#KINGCHASING STUDY PROGRAM: UNIT 1 - DEFINING EXCELLENCE

7/1/2026 12:00:00 AM

This unit reframes what excellence actually means for a Christian coach. Drawing on the biblical idea of arete, it moves the definition away from wins, stats, and status and toward the virtue and character God forms in us through the whole process of competing. Excellence is not only the product at the end. It is the person we are becoming, win or lose, as we compete for God's glory and humbly elevate those around us.

Unit One – Defining Excellence
 
Lesson One – Thinking Christianly About Excellence
We use the word excellence constantly in coaching, but it quietly collapses into wins, stats, and whatever shows up on a scoreboard. This lesson reframes it through the biblical idea of arete, the moral and character excellence Paul has in mind, where excellence isn't just the product at the end but the person being formed in the process.
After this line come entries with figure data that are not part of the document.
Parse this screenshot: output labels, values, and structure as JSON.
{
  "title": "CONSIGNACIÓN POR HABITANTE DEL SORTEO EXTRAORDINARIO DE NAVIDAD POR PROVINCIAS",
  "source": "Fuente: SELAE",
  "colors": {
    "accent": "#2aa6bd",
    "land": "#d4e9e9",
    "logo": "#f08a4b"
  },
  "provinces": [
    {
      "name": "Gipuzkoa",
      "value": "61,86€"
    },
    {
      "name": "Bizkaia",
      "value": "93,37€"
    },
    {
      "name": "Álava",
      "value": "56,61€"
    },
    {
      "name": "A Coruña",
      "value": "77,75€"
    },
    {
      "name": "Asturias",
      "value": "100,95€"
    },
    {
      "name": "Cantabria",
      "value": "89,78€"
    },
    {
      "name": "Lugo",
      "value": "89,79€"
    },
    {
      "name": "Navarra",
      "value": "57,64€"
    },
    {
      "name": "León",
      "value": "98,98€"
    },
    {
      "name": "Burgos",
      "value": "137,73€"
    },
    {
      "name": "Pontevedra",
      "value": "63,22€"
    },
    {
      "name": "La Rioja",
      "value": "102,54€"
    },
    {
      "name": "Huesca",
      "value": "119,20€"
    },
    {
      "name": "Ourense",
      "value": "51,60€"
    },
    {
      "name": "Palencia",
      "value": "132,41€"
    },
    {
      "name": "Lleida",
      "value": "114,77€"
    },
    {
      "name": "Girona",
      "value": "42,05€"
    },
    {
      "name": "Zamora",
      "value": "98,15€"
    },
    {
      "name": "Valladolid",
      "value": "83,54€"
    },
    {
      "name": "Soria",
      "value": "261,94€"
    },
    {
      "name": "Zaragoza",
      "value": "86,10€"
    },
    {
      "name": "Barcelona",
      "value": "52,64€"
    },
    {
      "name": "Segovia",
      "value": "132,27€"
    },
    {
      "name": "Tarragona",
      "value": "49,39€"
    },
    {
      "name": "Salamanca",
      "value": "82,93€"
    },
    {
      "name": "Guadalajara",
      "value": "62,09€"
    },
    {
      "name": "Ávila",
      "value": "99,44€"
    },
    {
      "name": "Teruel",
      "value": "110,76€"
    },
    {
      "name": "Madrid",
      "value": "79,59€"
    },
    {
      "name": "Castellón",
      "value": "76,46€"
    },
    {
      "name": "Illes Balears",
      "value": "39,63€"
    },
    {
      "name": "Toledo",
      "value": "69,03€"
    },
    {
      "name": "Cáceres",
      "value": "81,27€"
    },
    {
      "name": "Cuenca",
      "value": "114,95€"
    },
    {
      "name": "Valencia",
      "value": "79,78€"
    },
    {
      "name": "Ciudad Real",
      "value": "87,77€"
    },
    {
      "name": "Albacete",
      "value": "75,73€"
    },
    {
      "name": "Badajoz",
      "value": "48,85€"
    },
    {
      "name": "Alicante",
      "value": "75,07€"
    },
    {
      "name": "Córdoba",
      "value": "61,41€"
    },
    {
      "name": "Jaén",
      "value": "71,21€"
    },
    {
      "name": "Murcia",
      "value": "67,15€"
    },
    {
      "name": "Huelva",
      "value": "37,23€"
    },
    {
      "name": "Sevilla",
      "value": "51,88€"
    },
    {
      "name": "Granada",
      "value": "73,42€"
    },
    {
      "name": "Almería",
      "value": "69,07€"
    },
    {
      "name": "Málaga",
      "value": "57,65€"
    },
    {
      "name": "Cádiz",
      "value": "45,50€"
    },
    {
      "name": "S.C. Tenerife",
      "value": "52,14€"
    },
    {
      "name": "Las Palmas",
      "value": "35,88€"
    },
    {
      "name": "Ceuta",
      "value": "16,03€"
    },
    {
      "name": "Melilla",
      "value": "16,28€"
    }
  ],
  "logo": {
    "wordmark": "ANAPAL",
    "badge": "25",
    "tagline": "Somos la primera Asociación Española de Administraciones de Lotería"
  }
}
In this article you'll be challenged to coach toward a second scoreboard, build a culture of high standards and high grace, and ask different questions of your athletes, so that the people in your program are becoming who God is calling them to be. 
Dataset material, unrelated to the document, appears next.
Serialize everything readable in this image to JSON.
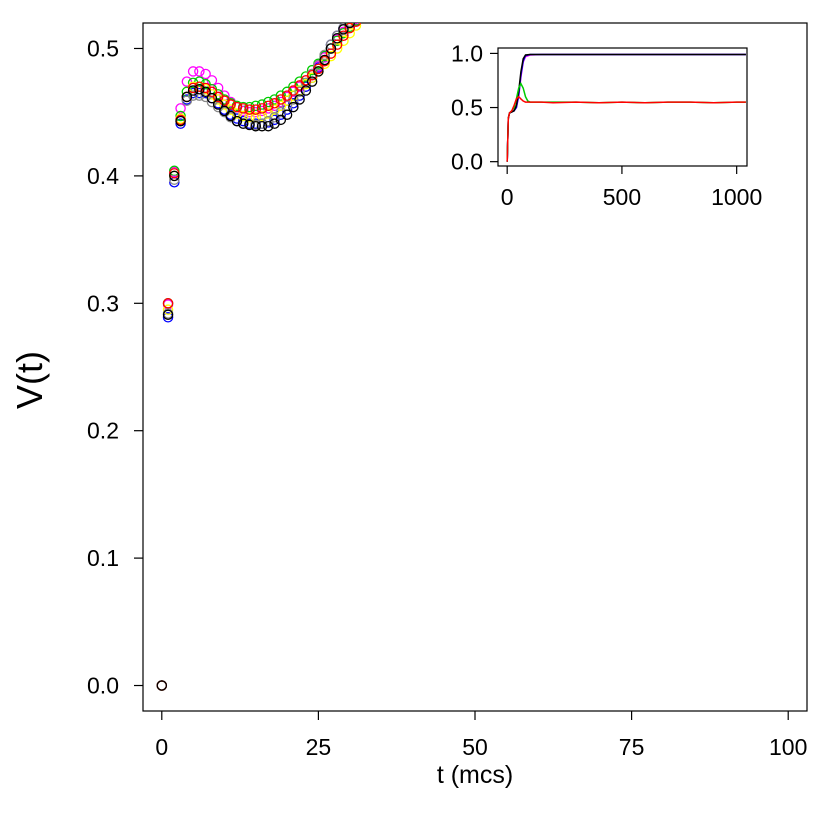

Lesson Two – Excellence, Actually
Wisdom shows up in unexpected places, sometimes through a sports performance podcast. In Excellence, Actually, Steve Magness and Brad Stulberg unpack years of research on what it really means to pursue excellence, and much of it echoes what sport and faith theology has said all along: identity formed through process not results, the danger of tying worth to performance, and the pull of intrinsic motivation. Listen, learn from it, and then bring it back to the deeper why that drives everything you do as a Christian coach.
 
Lesson Three – The Greatest of All Time in Sport vs. The Greatest in the Kingdom of God
Sports culture loves to debate the greatest of all time, crowning athletes based on stats, championships, and status. But when the disciples argued about who was the greatest, Jesus pulled a child into their midst and flipped the whole hierarchy: greatness in His kingdom isn't a status you earn and wield, it's a posture of humility that receives grace and elevates the overlooked. This lesson asks who the "least" in your sporting context is, and what it means to welcome them in the name of Jesus.